When watching diet and weight, changes in mood, water retention, and cravings can be distressing. Unfortunately, many women deal with these things on a monthly basis. Women experience the 150 possible symptoms of PMS to varying degrees and in different combinations. These symptoms are physical (bloating, fatigue, cramps), emotional (sadness, irritability, anxiety), and mental (distraction, forgetfulness, confusion).

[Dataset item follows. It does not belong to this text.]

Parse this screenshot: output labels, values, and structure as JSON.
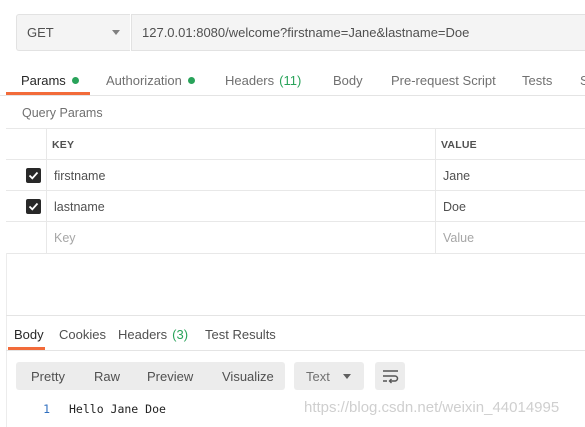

Common knowledge sometimes tells us that our bodies crave things they need and we should follow our cravings. Cravings for candy bars, fried foods, potato chips, and soda really are not helpful long-term or short-term. The following items are healthy ways to combat PMS symptoms:
Complex carbohydrates can help increase serotonin levels, fighting sadness, irritability, and aggression, while regulating appetite and sleep patterns. Look for complex carbohydrates in vegetables and whole grains. You may be misreading this craving and ingesting simple carbohydrates and sugars instead, which can increase irritability and water retention.
Calcium and vitamin D and their effect on PMS symptoms has been very researched. At least 1200 milligrams of calcium and 400 units of vitamin D each day has been shown to diminish PMS symptoms, specifically bloating and moodiness, within just a few months. Low-fat cheese and yogurt are healthy choices rich in calcium.
Magnesium can also help increase your body’s absorption of calcium. Author and pharmacist Maria Ahlgrimm has said that the right combination of calcium and magnesium can reduce cravings for chocolate. Magnesium also helps regulate muscle tension/relaxation and blood sugar levels, encourages sound sleep, and discourages water retention. Potatoes, black beans, peanuts, sunflower seeds, and pumpkin seeds have high levels of magnesium.
Vitamin B6 can aid in keeping sadness and irritability at bay. Foods that contain vitamin B6 include bananas, oatmeal, wild salmon, and chicken breast.
Water is always important to flush toxins from your body, but it can also help reduce bloating.
On the other hand, it may be helpful to avoid the following:
Salty foods can increase tendency to retain water.
Caffeine can increase breast tenderness.
Trans-fats and saturated fats have been to shown to increase symptoms of PMS.
Don’t forget that exercise can always help reduce the symptoms of PMS as well.